Conceptual Overview and Discussion

Poststructuralism emerged from structuralism, an intellectual current that had been developing since the 19th century under the influences of Marx and Auguste Comte in particular. Structural functionalism, influenced by Émile Durkheim and the social anthropology of Bronislaw Malinowski and Alfred Radcliffe-Brown, developed to a dominant position in sociology and social anthropology in the second quarter of the 20th century. Linguistic structuralism, developed from the ideas of Ferdinand de Saussure, provided an alternative model that influenced Russian linguistic formalism and, most significantly, the structural anthropology of Claude Lévi-Strauss. Rejecting the functionalist argumentation that made anthropological anachronisms somewhat difficult to contemplate, influenced by Freud and Marx as well as Saussure, Lévi-Strauss sought to uncover the unconscious structures behind myth and ritual that revealed deeper, and more universal, human concerns (e.g., kinship).
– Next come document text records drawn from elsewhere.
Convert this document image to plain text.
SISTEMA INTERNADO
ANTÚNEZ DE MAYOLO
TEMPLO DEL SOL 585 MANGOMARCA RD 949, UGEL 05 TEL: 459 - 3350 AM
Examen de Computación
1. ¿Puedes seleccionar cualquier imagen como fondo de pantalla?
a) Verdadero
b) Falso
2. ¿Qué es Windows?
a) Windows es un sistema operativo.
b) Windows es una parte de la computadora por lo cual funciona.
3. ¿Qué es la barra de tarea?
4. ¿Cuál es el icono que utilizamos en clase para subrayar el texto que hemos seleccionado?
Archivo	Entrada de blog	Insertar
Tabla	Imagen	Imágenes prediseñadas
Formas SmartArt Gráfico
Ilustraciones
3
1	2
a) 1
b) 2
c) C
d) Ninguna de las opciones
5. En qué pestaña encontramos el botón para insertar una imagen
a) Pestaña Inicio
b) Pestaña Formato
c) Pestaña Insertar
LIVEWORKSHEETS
Saussure made a distinction between langue (language as grammar, a system of rules) and parôle (language as speech) that emphasized that the meaning of a word or sign was not fixed but arbitrary, depending on the differences between linguistic terms within the system. Rules related and patterned difference, but they could be changed. Thus, a dynamic concept of structure was introduced into social anthropological thinking, and Saussure's semiology, the study of sign systems, had a similar impact on linguistics and literature. Saussure argued that a sign consisted of a signifier (at the level of parôle) and a (concept) signified (at the level of langue). The signifier denoted a signified but, according to the relations between signifiers in a particular system, or code, the denotation could have very different connotations. The code could be revealed through structural methodologies. The impact of this thinking across disciplines in the postwar period was enormous, and the eagerness of each discipline to elaborate Saussure's basic scheme to “tell the code” of its object reached a peak in the early 1960s in France with the cultural semiology of Roland Barthes, the structural Marxism of Louis Althusser, the psychoanalysis of Jacques Lacan, and the later structural anthropology of Lévi-Strauss. The middle-period work of Michel Foucault in which he developed his archaeological approach to knowledge was also heavily influenced by structuralism.